University, Medical Center To Train Doctors On Bioterrorism
Emergency-room doctors have little information to help them diagnose and treat people infected with sicknesses spread by bioterrorism, so the University of Tennessee and Detroit Medical Center are offering their assistance.
An online training program beginning this month will help bolster doctors’ knowledge as worries about bioterrorism increase because of the attacks in September and anthrax scares.
“Our partnership is in direct response to physicians in smaller systems and hospitals across the country who have been asking for the opportunity to hear how high-volume emergency centers are establishing the best practice models,” says Dr. Arthur T. Porter, the medical center’s president and chief executive.
The online bioterrorism intervention training program will begin Dec. 4 through the university’s online Physician Executive MBA training.
More than 3,000 doctors are expected to participate in the interactive forums over the next four months, university officials said.

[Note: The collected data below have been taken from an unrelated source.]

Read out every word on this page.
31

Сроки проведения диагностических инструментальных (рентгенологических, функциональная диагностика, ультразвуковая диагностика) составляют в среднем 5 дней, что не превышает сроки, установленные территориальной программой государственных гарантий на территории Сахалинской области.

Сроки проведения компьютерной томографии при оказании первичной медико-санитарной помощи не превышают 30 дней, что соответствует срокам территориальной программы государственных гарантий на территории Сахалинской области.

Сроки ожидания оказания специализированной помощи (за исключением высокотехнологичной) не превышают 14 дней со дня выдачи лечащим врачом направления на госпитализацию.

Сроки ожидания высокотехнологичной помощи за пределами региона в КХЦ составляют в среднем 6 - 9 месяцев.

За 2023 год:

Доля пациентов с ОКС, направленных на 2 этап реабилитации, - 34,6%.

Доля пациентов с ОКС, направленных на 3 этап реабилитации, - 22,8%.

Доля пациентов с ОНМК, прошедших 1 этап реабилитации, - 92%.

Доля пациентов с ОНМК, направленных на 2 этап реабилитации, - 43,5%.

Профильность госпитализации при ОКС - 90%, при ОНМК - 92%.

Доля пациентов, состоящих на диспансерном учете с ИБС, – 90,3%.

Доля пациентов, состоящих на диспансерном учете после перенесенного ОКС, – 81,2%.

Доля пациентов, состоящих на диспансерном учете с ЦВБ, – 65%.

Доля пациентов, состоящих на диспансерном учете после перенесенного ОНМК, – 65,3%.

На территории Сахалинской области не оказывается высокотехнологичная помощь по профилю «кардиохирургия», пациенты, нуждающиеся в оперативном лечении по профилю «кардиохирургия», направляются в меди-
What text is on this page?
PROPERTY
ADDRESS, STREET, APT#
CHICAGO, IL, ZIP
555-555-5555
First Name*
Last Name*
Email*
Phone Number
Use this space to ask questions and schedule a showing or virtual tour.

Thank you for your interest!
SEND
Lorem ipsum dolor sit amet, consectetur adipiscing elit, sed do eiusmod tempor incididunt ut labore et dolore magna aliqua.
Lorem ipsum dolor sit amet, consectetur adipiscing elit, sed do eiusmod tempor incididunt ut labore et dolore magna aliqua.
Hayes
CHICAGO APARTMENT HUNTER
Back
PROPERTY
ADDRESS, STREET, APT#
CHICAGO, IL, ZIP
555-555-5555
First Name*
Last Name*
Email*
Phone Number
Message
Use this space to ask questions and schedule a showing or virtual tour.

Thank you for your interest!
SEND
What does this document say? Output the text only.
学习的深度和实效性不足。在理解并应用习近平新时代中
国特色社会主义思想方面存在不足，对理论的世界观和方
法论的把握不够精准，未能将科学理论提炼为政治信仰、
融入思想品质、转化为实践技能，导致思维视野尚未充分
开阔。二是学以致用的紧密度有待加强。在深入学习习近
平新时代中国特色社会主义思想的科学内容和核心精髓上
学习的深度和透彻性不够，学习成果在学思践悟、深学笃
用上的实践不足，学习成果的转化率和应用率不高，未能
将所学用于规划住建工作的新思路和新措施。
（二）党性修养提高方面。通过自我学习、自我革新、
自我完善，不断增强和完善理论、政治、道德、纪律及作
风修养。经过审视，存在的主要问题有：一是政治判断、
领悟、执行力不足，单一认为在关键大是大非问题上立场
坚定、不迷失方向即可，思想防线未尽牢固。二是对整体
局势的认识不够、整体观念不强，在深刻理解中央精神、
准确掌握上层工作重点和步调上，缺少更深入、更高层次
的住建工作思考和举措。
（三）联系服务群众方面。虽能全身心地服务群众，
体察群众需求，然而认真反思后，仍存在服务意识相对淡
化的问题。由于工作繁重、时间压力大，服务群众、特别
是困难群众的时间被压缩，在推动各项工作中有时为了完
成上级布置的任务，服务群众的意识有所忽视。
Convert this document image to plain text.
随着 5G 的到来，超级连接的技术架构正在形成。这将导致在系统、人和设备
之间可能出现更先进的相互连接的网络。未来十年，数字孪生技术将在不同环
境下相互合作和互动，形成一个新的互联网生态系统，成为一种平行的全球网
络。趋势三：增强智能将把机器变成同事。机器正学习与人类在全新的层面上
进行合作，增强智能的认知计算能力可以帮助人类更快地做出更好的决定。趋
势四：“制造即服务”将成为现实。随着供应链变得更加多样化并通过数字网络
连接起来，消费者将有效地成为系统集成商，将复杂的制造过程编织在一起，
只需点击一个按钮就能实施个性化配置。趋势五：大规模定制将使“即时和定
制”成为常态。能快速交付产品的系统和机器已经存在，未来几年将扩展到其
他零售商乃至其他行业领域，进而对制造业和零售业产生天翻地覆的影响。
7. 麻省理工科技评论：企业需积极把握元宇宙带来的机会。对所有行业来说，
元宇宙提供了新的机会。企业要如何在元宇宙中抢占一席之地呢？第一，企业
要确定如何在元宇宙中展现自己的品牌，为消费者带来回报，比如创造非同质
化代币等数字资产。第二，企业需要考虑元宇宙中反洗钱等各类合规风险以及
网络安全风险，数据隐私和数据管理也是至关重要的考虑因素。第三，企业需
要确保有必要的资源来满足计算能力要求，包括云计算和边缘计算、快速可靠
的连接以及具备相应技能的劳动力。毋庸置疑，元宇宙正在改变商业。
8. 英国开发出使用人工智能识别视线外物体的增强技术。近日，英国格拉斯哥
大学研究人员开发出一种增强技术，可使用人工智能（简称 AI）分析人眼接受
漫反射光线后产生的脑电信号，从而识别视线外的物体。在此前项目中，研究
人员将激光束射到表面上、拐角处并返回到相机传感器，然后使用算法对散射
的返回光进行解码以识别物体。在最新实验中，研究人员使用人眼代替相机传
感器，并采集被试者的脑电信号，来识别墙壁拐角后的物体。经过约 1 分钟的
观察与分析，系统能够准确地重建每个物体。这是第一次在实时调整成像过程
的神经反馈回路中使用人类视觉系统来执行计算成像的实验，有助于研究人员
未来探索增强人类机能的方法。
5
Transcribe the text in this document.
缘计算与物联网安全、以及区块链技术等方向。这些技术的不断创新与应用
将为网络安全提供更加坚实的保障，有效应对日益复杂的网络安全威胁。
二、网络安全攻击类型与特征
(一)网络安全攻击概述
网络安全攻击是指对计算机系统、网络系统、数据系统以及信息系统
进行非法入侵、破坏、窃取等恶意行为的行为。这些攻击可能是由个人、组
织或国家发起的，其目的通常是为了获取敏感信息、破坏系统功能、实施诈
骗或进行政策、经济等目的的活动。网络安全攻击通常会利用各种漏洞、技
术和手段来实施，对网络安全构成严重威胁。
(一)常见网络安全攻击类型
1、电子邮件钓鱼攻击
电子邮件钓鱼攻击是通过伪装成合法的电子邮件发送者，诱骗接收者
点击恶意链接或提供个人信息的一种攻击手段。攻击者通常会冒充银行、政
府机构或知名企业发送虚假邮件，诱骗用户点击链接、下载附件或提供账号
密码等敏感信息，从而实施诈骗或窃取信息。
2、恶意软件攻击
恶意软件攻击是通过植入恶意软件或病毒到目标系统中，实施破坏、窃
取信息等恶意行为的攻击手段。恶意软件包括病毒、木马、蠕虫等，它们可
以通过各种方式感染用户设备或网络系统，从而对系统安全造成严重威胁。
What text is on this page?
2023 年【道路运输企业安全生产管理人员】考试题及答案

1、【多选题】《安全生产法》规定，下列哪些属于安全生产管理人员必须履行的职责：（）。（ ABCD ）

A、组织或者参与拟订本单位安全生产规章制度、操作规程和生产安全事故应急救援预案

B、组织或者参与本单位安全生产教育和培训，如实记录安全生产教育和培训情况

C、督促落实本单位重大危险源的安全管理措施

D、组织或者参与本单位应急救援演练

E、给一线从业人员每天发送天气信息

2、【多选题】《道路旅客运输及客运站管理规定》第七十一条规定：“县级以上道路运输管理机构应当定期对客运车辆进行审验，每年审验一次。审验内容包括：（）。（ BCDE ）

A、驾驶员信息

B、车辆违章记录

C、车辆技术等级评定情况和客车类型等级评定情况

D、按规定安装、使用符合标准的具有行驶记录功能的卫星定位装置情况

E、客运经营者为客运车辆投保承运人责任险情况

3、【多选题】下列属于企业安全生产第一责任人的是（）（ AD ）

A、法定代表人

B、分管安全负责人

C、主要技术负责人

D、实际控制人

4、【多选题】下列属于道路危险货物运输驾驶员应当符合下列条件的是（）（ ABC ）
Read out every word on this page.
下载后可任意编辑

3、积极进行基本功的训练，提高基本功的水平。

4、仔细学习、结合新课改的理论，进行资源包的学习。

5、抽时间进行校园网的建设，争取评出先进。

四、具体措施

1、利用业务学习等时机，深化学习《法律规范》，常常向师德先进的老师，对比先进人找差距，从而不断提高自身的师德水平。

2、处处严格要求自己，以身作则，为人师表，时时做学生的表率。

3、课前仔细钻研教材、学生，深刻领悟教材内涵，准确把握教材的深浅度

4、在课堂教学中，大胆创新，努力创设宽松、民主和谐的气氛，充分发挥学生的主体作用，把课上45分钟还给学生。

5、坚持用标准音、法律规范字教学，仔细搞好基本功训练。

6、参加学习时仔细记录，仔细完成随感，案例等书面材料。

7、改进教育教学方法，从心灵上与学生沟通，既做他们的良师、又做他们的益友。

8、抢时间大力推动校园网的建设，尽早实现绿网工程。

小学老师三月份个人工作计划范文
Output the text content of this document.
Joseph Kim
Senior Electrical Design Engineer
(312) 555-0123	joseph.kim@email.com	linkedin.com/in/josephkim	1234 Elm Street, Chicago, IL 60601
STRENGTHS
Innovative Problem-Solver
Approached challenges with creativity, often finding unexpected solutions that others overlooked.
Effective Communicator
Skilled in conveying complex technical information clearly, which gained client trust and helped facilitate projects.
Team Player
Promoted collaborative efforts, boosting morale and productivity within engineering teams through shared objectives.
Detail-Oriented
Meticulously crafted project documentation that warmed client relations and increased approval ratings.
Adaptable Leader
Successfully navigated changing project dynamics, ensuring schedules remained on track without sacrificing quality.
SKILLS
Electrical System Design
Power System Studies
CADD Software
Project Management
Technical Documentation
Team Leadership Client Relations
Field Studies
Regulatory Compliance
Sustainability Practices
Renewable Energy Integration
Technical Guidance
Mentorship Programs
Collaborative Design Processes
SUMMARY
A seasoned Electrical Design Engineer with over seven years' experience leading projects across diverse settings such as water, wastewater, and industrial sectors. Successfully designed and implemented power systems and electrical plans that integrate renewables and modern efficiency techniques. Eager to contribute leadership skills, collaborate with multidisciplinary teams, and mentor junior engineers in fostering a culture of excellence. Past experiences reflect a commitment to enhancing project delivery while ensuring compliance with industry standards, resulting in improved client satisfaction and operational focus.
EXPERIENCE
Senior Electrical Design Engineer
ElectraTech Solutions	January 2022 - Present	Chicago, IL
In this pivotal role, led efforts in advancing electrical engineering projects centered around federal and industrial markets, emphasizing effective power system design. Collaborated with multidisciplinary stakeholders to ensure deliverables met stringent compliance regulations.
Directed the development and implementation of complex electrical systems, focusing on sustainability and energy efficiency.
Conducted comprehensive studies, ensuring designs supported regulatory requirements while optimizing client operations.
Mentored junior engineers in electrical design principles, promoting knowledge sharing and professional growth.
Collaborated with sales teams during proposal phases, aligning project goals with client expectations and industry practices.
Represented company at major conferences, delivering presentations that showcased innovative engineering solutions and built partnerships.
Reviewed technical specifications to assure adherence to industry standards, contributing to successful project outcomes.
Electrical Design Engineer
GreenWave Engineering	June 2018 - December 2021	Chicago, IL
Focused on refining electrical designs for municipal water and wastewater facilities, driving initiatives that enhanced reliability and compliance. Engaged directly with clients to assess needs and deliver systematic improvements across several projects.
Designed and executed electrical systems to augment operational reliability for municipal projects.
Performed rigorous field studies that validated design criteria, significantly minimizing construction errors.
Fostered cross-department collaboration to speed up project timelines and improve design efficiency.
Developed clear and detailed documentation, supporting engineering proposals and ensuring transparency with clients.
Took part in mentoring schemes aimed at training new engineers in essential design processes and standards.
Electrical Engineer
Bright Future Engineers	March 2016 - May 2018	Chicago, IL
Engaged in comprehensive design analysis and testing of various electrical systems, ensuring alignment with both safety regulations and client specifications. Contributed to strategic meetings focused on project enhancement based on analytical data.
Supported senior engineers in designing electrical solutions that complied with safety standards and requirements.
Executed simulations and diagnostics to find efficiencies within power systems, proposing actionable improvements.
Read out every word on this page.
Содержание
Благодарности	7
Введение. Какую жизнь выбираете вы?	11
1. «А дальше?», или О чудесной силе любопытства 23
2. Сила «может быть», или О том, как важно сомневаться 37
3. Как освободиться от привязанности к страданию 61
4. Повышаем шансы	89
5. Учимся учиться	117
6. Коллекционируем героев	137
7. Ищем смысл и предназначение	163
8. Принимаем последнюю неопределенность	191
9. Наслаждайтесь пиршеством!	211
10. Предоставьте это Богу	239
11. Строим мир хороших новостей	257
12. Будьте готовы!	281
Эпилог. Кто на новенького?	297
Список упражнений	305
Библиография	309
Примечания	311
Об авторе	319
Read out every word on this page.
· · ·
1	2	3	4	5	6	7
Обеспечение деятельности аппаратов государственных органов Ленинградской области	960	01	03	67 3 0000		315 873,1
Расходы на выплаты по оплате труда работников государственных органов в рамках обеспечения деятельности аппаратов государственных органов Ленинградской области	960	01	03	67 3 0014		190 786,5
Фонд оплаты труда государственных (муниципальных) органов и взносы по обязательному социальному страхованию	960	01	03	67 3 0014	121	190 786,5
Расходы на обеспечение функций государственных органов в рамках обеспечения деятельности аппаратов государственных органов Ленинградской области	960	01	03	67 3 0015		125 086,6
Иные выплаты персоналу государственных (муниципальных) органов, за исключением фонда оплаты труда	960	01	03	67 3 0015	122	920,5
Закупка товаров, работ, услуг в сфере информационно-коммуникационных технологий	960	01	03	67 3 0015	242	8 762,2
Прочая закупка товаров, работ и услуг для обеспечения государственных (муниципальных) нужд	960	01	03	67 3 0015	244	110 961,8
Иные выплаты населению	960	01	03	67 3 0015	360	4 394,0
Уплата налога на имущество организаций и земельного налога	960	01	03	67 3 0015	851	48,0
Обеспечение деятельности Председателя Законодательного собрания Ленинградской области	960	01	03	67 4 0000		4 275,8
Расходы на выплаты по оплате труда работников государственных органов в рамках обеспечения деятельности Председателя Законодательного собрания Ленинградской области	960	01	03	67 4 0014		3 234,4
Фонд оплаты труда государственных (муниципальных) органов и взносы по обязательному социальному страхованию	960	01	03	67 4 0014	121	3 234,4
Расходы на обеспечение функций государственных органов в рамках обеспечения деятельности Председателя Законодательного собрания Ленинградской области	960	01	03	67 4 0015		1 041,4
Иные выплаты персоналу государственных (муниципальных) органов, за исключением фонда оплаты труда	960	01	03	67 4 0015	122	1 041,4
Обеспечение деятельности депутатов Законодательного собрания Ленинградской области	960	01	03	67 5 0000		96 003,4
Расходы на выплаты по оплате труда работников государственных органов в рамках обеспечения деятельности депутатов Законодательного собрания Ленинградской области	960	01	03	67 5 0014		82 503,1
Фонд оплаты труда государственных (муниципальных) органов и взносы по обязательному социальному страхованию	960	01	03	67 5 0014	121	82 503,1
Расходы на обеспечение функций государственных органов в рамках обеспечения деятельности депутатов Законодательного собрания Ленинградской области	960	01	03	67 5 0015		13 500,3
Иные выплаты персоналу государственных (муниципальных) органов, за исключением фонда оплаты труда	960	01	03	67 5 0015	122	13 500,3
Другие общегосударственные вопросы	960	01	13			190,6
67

The program will consist of 90, one-hour sessions conducted via the Internet and taught by top emergency medical practitioners from the Detroit Medical Center, Brigham and Women’s Hospital in Boston and Temple University School of Medicine in Philadelphia.
Participants will talk about the lack of information on diagnosis and treatment of exposure to bioterrorism agents and about the latest information from the Centers for Disease Control and Prevention on potential problems.
The program is free to doctors with sponsorships from UT and the medical center.
Detroit Medical Center has eight Michigan hospitals and averages more than 175,000 emergency room visits per year.
The University of Tennessee’s Office of Distance Education and Independent Study leads the nation in providing online physician education via interactive audio and data.